What does the decline of the rule of law mean across the world |  world |  Dr..

it’s night. Suddenly, some armed men came to the door to enter and search the house. They are policemen and soldiers in plain clothes who take away the son of the family and his cousin in a minibus without registration plates.

The above, according to Ugandan journalist Remy Bahati, happened in October to her family in Fort Portal, western Uganda. Bahati believes that the Ugandan government wanted to take revenge on her by kidnapping her brother. “I investigated some stories that the government didn’t like,” he told DW.

What the journalist describes is an example of abuse of power, violation of basic rights, and lack of proper criminal justice. In short: there is no rule of law in Uganda.

The 2022 Rule of Law Index confirms that things are not going well in the African country. In fact, it is ranked 128th out of 140 countries analyzed.

Since 2009, the NGO Index Global Justice Project has been measuring progress in the rule of law around the world, based on eight factors. For this year, more than 154,000 households and 3,600 legal experts were surveyed.

Factors underlying the 2022 Rule of Law Index.

What exactly constitutes the rule of law is a subject of ongoing debate. But there is a consensus that citizens who live under the rule of law – unlike Remy Bahati’s family in Uganda – can trust existing laws to be respected.

Germany is in sixth place

Denmark, Norway, Finland, Sweden and the Netherlands can be considered as role models. They occupy the first five places in the ranking. Germany ranks sixth, and it did not get the highest score in government and administration openness.

Within the European Union, Hungary scored the worst. At the bottom of the list are Haiti, the Democratic Republic of the Congo, Afghanistan, Cambodia and Venezuela. In those countries, basic rights such as freedom of expression are not adequately protected and government actions are not adequately controlled.

Rule of law index map by country.

This is the current situation around the world.

The example of China shows that even those countries in the lower middle part of the list can also suffer from weak rule of law. Although this country stands out in fighting corruption and in maintaining order and security, it still ranks last in protecting basic rights and separation of powers.

According to an analysis by the Global Justice Project, the rule of law has weakened in six out of ten countries in the past year. This is the fifth year in a row that the global average for the rule of law index has fallen.

“Checks on government power are losing strength and respect for human rights is diminishing,” says Elizabeth Andersen, executive director of the Global Justice Project.

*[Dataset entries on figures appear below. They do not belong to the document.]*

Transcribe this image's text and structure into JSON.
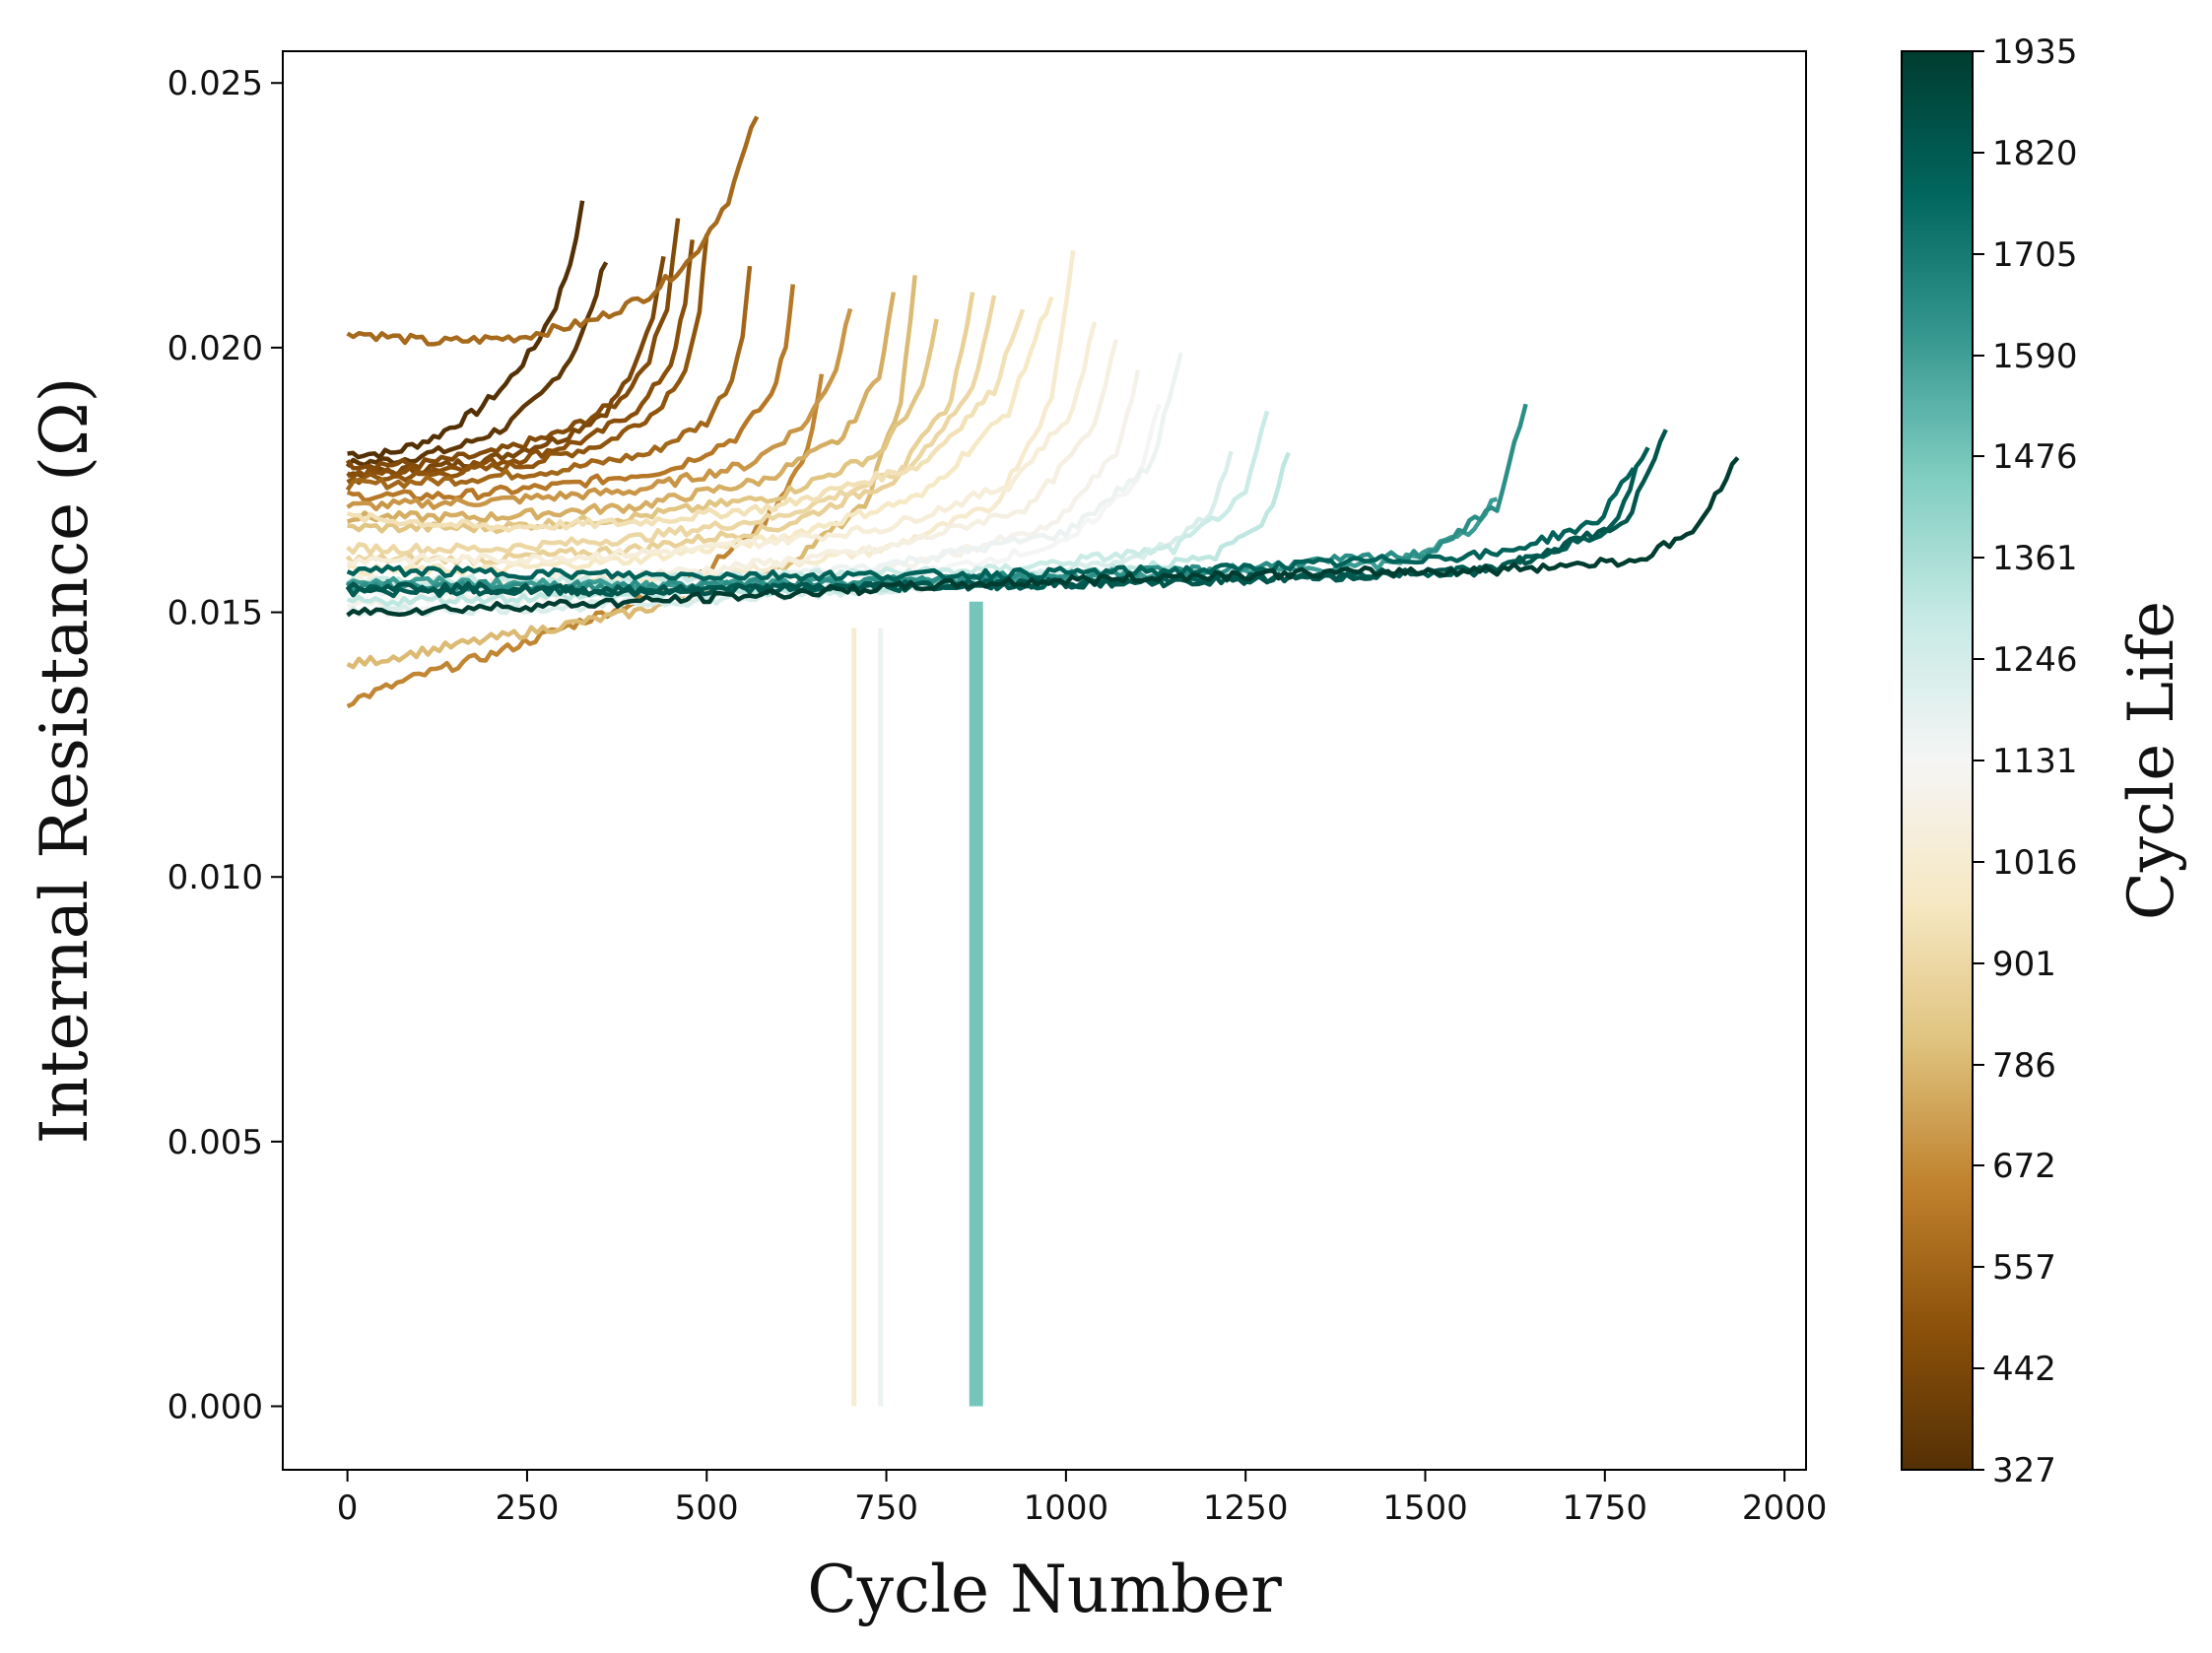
{
  "chart_data": {
    "type": "line",
    "title": "",
    "xlabel": "Cycle Number",
    "ylabel": "Internal Resistance (Ω)",
    "xlim": [
      -90,
      2030
    ],
    "ylim": [
      -0.0012,
      0.0256
    ],
    "xticks": [
      0,
      250,
      500,
      750,
      1000,
      1250,
      1500,
      1750,
      2000
    ],
    "xtick_labels": [
      "0",
      "250",
      "500",
      "750",
      "1000",
      "1250",
      "1500",
      "1750",
      "2000"
    ],
    "yticks": [
      0.0,
      0.005,
      0.01,
      0.015,
      0.02,
      0.025
    ],
    "ytick_labels": [
      "0.000",
      "0.005",
      "0.010",
      "0.015",
      "0.020",
      "0.025"
    ],
    "grid": false,
    "colorbar": {
      "label": "Cycle Life",
      "min": 327,
      "max": 1935,
      "tick_values": [
        327,
        442,
        557,
        672,
        786,
        901,
        1016,
        1131,
        1246,
        1361,
        1476,
        1590,
        1705,
        1820,
        1935
      ],
      "tick_labels": [
        "327",
        "442",
        "557",
        "672",
        "786",
        "901",
        "1016",
        "1131",
        "1246",
        "1361",
        "1476",
        "1590",
        "1705",
        "1820",
        "1935"
      ],
      "colormap_stops": [
        {
          "pos": 0.0,
          "color": "#543005"
        },
        {
          "pos": 0.1,
          "color": "#8c510a"
        },
        {
          "pos": 0.2,
          "color": "#bf812d"
        },
        {
          "pos": 0.3,
          "color": "#dfc27d"
        },
        {
          "pos": 0.4,
          "color": "#f6e8c3"
        },
        {
          "pos": 0.5,
          "color": "#f5f5f5"
        },
        {
          "pos": 0.6,
          "color": "#c7eae5"
        },
        {
          "pos": 0.7,
          "color": "#80cdc1"
        },
        {
          "pos": 0.8,
          "color": "#35978f"
        },
        {
          "pos": 0.9,
          "color": "#01665e"
        },
        {
          "pos": 1.0,
          "color": "#003c30"
        }
      ]
    },
    "series": [
      {
        "name": "cell_327",
        "cycle_life": 327,
        "x": [
          0,
          60,
          120,
          180,
          220,
          260,
          290,
          310,
          327
        ],
        "y": [
          0.018,
          0.018,
          0.0183,
          0.0188,
          0.0193,
          0.02,
          0.0208,
          0.0216,
          0.0227
        ]
      },
      {
        "name": "cell_360",
        "cycle_life": 360,
        "x": [
          0,
          80,
          150,
          220,
          270,
          310,
          340,
          360
        ],
        "y": [
          0.0178,
          0.0179,
          0.0181,
          0.0185,
          0.0191,
          0.0198,
          0.0207,
          0.0217
        ]
      },
      {
        "name": "cell_440",
        "cycle_life": 440,
        "x": [
          0,
          100,
          200,
          300,
          360,
          400,
          425,
          440
        ],
        "y": [
          0.0176,
          0.0177,
          0.0179,
          0.0183,
          0.0188,
          0.0196,
          0.0206,
          0.0218
        ]
      },
      {
        "name": "cell_460",
        "cycle_life": 460,
        "x": [
          0,
          100,
          200,
          300,
          380,
          420,
          445,
          460
        ],
        "y": [
          0.0178,
          0.0178,
          0.018,
          0.0184,
          0.019,
          0.0198,
          0.0208,
          0.0225
        ]
      },
      {
        "name": "cell_480",
        "cycle_life": 480,
        "x": [
          0,
          120,
          240,
          340,
          410,
          450,
          470,
          480
        ],
        "y": [
          0.0176,
          0.0177,
          0.0179,
          0.0183,
          0.0189,
          0.0197,
          0.0208,
          0.022
        ]
      },
      {
        "name": "cell_500",
        "cycle_life": 500,
        "x": [
          0,
          120,
          250,
          360,
          430,
          470,
          490,
          500
        ],
        "y": [
          0.0175,
          0.0176,
          0.0178,
          0.0182,
          0.0188,
          0.0196,
          0.0206,
          0.0222
        ]
      },
      {
        "name": "cell_560",
        "cycle_life": 560,
        "x": [
          0,
          150,
          300,
          420,
          500,
          535,
          550,
          560
        ],
        "y": [
          0.0174,
          0.0175,
          0.0177,
          0.018,
          0.0186,
          0.0194,
          0.0203,
          0.0215
        ]
      },
      {
        "name": "cell_570",
        "cycle_life": 570,
        "x": [
          0,
          120,
          240,
          340,
          420,
          480,
          530,
          570
        ],
        "y": [
          0.0203,
          0.0201,
          0.0202,
          0.0205,
          0.021,
          0.0217,
          0.0228,
          0.0244
        ]
      },
      {
        "name": "cell_620",
        "cycle_life": 620,
        "x": [
          0,
          150,
          300,
          450,
          540,
          590,
          610,
          620
        ],
        "y": [
          0.0172,
          0.0172,
          0.0174,
          0.0177,
          0.0183,
          0.0191,
          0.02,
          0.0212
        ]
      },
      {
        "name": "cell_660",
        "cycle_life": 660,
        "x": [
          0,
          100,
          200,
          300,
          400,
          500,
          580,
          640,
          660
        ],
        "y": [
          0.0133,
          0.0138,
          0.0142,
          0.0147,
          0.0152,
          0.0158,
          0.0167,
          0.018,
          0.0195
        ]
      },
      {
        "name": "cell_700",
        "cycle_life": 700,
        "x": [
          0,
          200,
          400,
          560,
          640,
          680,
          700
        ],
        "y": [
          0.017,
          0.0171,
          0.0173,
          0.0178,
          0.0186,
          0.0196,
          0.0208
        ]
      },
      {
        "name": "cell_760",
        "cycle_life": 760,
        "x": [
          0,
          200,
          400,
          580,
          690,
          740,
          760
        ],
        "y": [
          0.0168,
          0.0168,
          0.017,
          0.0175,
          0.0183,
          0.0195,
          0.021
        ]
      },
      {
        "name": "cell_790",
        "cycle_life": 790,
        "x": [
          0,
          200,
          400,
          600,
          720,
          770,
          790
        ],
        "y": [
          0.014,
          0.0145,
          0.015,
          0.0158,
          0.017,
          0.019,
          0.0213
        ]
      },
      {
        "name": "cell_820",
        "cycle_life": 820,
        "x": [
          0,
          200,
          400,
          600,
          740,
          800,
          820
        ],
        "y": [
          0.0166,
          0.0166,
          0.0168,
          0.0172,
          0.018,
          0.0192,
          0.0205
        ]
      },
      {
        "name": "cell_870",
        "cycle_life": 870,
        "x": [
          0,
          200,
          400,
          600,
          760,
          840,
          870
        ],
        "y": [
          0.016,
          0.016,
          0.0162,
          0.0166,
          0.0175,
          0.019,
          0.021
        ]
      },
      {
        "name": "cell_900",
        "cycle_life": 900,
        "x": [
          0,
          200,
          400,
          600,
          780,
          870,
          900
        ],
        "y": [
          0.0162,
          0.0162,
          0.0164,
          0.0168,
          0.0177,
          0.0192,
          0.021
        ]
      },
      {
        "name": "cell_940",
        "cycle_life": 940,
        "x": [
          0,
          200,
          400,
          600,
          800,
          900,
          940
        ],
        "y": [
          0.0168,
          0.0166,
          0.0167,
          0.017,
          0.0178,
          0.0192,
          0.0208
        ]
      },
      {
        "name": "cell_980",
        "cycle_life": 980,
        "x": [
          0,
          200,
          400,
          600,
          800,
          920,
          980
        ],
        "y": [
          0.0158,
          0.0158,
          0.016,
          0.0164,
          0.0172,
          0.0188,
          0.021
        ]
      },
      {
        "name": "cell_1010",
        "cycle_life": 1010,
        "x": [
          0,
          250,
          500,
          750,
          900,
          980,
          1010
        ],
        "y": [
          0.0155,
          0.0155,
          0.0157,
          0.0162,
          0.017,
          0.019,
          0.0218
        ]
      },
      {
        "name": "cell_1040",
        "cycle_life": 1040,
        "x": [
          0,
          250,
          500,
          750,
          920,
          1010,
          1040
        ],
        "y": [
          0.016,
          0.016,
          0.0162,
          0.0166,
          0.0174,
          0.0188,
          0.0205
        ]
      },
      {
        "name": "cell_1070",
        "cycle_life": 1070,
        "x": [
          0,
          250,
          500,
          750,
          950,
          1040,
          1070
        ],
        "y": [
          0.0156,
          0.0156,
          0.0158,
          0.0162,
          0.017,
          0.0185,
          0.0202
        ]
      },
      {
        "name": "cell_1100",
        "cycle_life": 1100,
        "x": [
          0,
          250,
          500,
          750,
          980,
          1070,
          1100
        ],
        "y": [
          0.0152,
          0.0153,
          0.0155,
          0.0158,
          0.0166,
          0.018,
          0.0195
        ]
      },
      {
        "name": "cell_1130",
        "cycle_life": 1130,
        "x": [
          0,
          250,
          500,
          750,
          1000,
          1100,
          1130
        ],
        "y": [
          0.015,
          0.0151,
          0.0153,
          0.0156,
          0.0163,
          0.0175,
          0.019
        ]
      },
      {
        "name": "cell_1160",
        "cycle_life": 1160,
        "x": [
          0,
          250,
          500,
          750,
          1000,
          1120,
          1160
        ],
        "y": [
          0.0154,
          0.0154,
          0.0156,
          0.0159,
          0.0165,
          0.0178,
          0.0199
        ]
      },
      {
        "name": "cell_1230",
        "cycle_life": 1230,
        "x": [
          0,
          300,
          600,
          900,
          1100,
          1200,
          1230
        ],
        "y": [
          0.015,
          0.0151,
          0.0153,
          0.0156,
          0.016,
          0.0168,
          0.018
        ]
      },
      {
        "name": "cell_1280",
        "cycle_life": 1280,
        "x": [
          0,
          300,
          600,
          900,
          1150,
          1250,
          1280
        ],
        "y": [
          0.0156,
          0.0156,
          0.0157,
          0.0158,
          0.0162,
          0.0172,
          0.0188
        ]
      },
      {
        "name": "cell_1310",
        "cycle_life": 1310,
        "x": [
          0,
          300,
          600,
          900,
          1200,
          1280,
          1310
        ],
        "y": [
          0.0152,
          0.0153,
          0.0154,
          0.0156,
          0.016,
          0.0168,
          0.018
        ]
      },
      {
        "name": "cell_1600",
        "cycle_life": 1600,
        "x": [
          0,
          400,
          800,
          1200,
          1450,
          1560,
          1600
        ],
        "y": [
          0.0156,
          0.0155,
          0.0156,
          0.0157,
          0.0159,
          0.0165,
          0.0172
        ]
      },
      {
        "name": "cell_1640",
        "cycle_life": 1640,
        "x": [
          0,
          400,
          800,
          1200,
          1500,
          1600,
          1640
        ],
        "y": [
          0.0155,
          0.0155,
          0.0156,
          0.0158,
          0.0161,
          0.017,
          0.0189
        ]
      },
      {
        "name": "cell_1790",
        "cycle_life": 1790,
        "x": [
          0,
          400,
          800,
          1200,
          1600,
          1740,
          1790
        ],
        "y": [
          0.0158,
          0.0157,
          0.0157,
          0.0158,
          0.0161,
          0.0167,
          0.0178
        ]
      },
      {
        "name": "cell_1810",
        "cycle_life": 1810,
        "x": [
          0,
          400,
          800,
          1200,
          1600,
          1760,
          1810
        ],
        "y": [
          0.0154,
          0.0154,
          0.0155,
          0.0156,
          0.0158,
          0.0166,
          0.0182
        ]
      },
      {
        "name": "cell_1835",
        "cycle_life": 1835,
        "x": [
          0,
          400,
          800,
          1200,
          1600,
          1780,
          1835
        ],
        "y": [
          0.0155,
          0.0154,
          0.0155,
          0.0156,
          0.0158,
          0.0167,
          0.0184
        ]
      },
      {
        "name": "cell_1935",
        "cycle_life": 1935,
        "x": [
          0,
          400,
          800,
          1200,
          1600,
          1800,
          1880,
          1935
        ],
        "y": [
          0.015,
          0.0152,
          0.0155,
          0.0157,
          0.0158,
          0.016,
          0.0166,
          0.018
        ]
      }
    ],
    "drop_lines": [
      {
        "name": "drop_705",
        "cycle_life": 1016,
        "x": 705,
        "y_from": 0.0147,
        "y_to": 0.0
      },
      {
        "name": "drop_742",
        "cycle_life": 1160,
        "x": 742,
        "y_from": 0.0147,
        "y_to": 0.0
      },
      {
        "name": "drop_875",
        "cycle_life": 1476,
        "x": 875,
        "y_from": 0.0152,
        "y_to": 0.0
      }
    ]
  }
}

Journalist Remy Bahati, Uganda.

Journalist Remy Bahati, Uganda.

The expert also notes that there are currently 4.4 billion people living in countries where the rule of law is weaker than last year.

For journalist Remy Bahati, the lack of the rule of law in Uganda has had very personal consequences. His brother and cousin are now free, but the fear remains. “They let my brother go after nine days without charge, but they sent him a message,” he says. “He told me to stop tweeting about human rights and the East African oil pipeline project.”

Behati explains that she was more confident before. Now he is afraid to express his opinion.